Effects of inhaled tumour necrosis factor alpha in subjects with mild asthma

BACKGROUND: Inhaled tumour necrosis factor alpha (TNF alpha) has previously been shown to induce airway neutrophilia and increased airway reactivity in normal subjects. It was hypothesised that a similar challenge would increase airway reactivity in those with mild asthma, but that the inflammatory profile may differ. METHODS: Ten mild asthmatic subjects were recruited on the basis of clinical asthma and either a sensitivity to methacholine within the range defined for asthma or a 20% improvement in forced expiratory volume (FEV(1)) after 200 micro g salbutamol. Subjects inhaled either vehicle control or 60 ng recombinant human (rh)TNF alpha and were studied at baseline, 6, 24, and 48 hours later.
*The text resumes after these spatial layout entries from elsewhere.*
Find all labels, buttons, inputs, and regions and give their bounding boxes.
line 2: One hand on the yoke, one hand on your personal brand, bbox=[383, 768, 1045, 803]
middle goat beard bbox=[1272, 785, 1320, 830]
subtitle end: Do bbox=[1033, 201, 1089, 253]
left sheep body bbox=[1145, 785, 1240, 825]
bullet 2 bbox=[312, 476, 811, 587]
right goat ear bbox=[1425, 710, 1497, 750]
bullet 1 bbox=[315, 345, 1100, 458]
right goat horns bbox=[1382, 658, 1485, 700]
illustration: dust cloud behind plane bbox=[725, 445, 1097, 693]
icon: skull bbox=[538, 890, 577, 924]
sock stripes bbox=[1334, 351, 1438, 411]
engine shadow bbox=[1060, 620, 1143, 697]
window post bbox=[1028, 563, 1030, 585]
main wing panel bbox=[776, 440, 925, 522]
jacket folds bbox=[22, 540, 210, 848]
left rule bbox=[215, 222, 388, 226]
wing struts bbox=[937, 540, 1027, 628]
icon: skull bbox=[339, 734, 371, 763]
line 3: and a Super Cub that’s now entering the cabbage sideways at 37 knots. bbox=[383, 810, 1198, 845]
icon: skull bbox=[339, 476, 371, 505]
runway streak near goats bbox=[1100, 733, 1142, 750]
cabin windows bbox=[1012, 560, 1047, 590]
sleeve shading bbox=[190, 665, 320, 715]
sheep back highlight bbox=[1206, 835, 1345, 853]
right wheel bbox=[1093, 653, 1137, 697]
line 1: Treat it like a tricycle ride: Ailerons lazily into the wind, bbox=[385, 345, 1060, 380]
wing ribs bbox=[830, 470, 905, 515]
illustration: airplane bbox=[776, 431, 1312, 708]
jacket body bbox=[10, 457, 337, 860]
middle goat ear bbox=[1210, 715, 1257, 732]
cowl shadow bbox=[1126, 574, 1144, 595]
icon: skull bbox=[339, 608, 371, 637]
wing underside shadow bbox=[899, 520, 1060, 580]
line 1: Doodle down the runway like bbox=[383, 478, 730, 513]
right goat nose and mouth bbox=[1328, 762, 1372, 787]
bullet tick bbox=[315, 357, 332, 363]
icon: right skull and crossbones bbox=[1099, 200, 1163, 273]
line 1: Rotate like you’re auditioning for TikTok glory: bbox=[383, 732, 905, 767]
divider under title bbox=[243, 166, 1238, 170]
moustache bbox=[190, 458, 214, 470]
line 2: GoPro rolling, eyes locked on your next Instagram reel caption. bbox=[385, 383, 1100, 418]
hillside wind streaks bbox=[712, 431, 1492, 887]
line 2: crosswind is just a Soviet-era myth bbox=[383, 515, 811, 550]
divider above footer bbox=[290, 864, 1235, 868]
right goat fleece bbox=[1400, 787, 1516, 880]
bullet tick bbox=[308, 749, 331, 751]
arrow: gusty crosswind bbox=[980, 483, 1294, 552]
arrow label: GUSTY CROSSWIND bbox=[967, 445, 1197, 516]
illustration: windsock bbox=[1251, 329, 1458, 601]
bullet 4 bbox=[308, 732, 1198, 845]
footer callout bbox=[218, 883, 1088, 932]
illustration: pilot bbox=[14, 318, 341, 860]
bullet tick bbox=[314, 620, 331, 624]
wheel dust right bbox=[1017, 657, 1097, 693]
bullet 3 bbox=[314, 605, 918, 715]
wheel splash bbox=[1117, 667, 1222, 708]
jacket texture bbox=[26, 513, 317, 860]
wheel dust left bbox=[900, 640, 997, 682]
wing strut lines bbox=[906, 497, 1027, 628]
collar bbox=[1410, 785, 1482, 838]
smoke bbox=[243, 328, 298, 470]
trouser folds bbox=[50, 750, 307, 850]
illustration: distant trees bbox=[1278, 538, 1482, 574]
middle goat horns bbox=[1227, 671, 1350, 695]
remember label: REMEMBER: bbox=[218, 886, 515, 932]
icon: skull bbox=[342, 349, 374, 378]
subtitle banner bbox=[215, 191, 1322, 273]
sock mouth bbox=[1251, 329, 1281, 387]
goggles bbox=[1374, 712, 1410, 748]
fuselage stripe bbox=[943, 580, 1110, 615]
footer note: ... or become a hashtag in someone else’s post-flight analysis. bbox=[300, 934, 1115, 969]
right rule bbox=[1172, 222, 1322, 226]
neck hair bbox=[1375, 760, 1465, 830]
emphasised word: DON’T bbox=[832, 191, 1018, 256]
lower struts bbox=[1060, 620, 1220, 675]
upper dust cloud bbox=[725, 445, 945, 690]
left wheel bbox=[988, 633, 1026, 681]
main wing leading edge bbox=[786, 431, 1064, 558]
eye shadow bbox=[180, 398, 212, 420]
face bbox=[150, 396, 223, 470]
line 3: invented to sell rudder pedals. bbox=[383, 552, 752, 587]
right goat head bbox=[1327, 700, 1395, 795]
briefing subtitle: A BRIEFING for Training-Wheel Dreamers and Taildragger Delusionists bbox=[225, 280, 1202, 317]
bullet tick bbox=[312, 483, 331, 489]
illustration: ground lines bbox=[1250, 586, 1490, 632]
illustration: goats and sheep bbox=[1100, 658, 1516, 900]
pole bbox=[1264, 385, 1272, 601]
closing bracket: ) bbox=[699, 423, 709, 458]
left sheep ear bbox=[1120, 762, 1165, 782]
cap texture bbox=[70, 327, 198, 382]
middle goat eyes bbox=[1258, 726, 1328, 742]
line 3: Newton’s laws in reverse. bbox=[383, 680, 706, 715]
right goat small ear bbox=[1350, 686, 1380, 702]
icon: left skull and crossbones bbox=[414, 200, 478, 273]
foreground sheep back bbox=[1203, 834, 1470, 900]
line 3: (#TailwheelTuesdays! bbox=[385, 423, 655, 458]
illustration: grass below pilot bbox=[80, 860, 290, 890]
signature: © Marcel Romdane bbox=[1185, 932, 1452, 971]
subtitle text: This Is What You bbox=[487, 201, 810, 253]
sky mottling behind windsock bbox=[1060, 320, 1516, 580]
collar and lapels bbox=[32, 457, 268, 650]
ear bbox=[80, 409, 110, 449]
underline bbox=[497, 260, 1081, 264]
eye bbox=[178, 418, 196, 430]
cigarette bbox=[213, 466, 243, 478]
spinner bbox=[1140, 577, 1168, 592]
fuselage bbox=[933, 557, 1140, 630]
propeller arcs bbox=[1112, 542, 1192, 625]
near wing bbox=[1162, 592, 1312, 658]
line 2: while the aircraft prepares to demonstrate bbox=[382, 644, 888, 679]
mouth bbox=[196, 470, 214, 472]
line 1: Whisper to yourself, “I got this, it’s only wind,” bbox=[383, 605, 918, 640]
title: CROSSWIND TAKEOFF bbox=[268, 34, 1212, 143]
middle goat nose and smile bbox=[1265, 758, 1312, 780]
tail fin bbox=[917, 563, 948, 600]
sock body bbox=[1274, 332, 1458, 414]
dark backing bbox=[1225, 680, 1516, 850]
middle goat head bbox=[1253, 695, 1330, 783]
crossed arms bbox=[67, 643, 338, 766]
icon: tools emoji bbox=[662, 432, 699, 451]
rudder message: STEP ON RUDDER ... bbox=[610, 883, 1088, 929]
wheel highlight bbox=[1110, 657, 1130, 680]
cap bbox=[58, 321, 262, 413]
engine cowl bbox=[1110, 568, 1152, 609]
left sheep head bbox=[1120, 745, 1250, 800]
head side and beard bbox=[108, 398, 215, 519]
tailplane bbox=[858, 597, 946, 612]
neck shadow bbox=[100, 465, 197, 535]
Variables included spirometric parameters, methacholine provocative concentration causing a 20% fall in FEV(1) (PC(20)), induced sputum differential cell count, relative sputum level of mRNA of interleukins (IL)-4, IL-5, IL-9, IL-14, IL-15 and TNF alpha, and the exhaled gaseous markers of inflammation, nitric oxide and carbon monoxide. RESULTS: PC(20) showed an increase in sensitivity after TNF alpha compared with control (p<0.01). The mean percentage of neutrophils increased at 24-48 hours (24 hour control: 1.1 (95% CI 0.4 to 2.7) v 9.2 (95% CI 3.5 to 14.9), p<0.05), and there was also a rise in eosinophils (p=0.05). Relative levels of sputum mRNA suggested a rise in expression of TNF alpha, IL-14, and IL-15, but no change in IL-4 and IL-5. Spirometric parameters and exhaled gases showed no significant change. CONCLUSION: The increase in airway responsiveness and sputum inflammatory cell influx in response to rhTNF alpha indicates that TNF alpha may contribute to the airway inflammation that characterises asthma.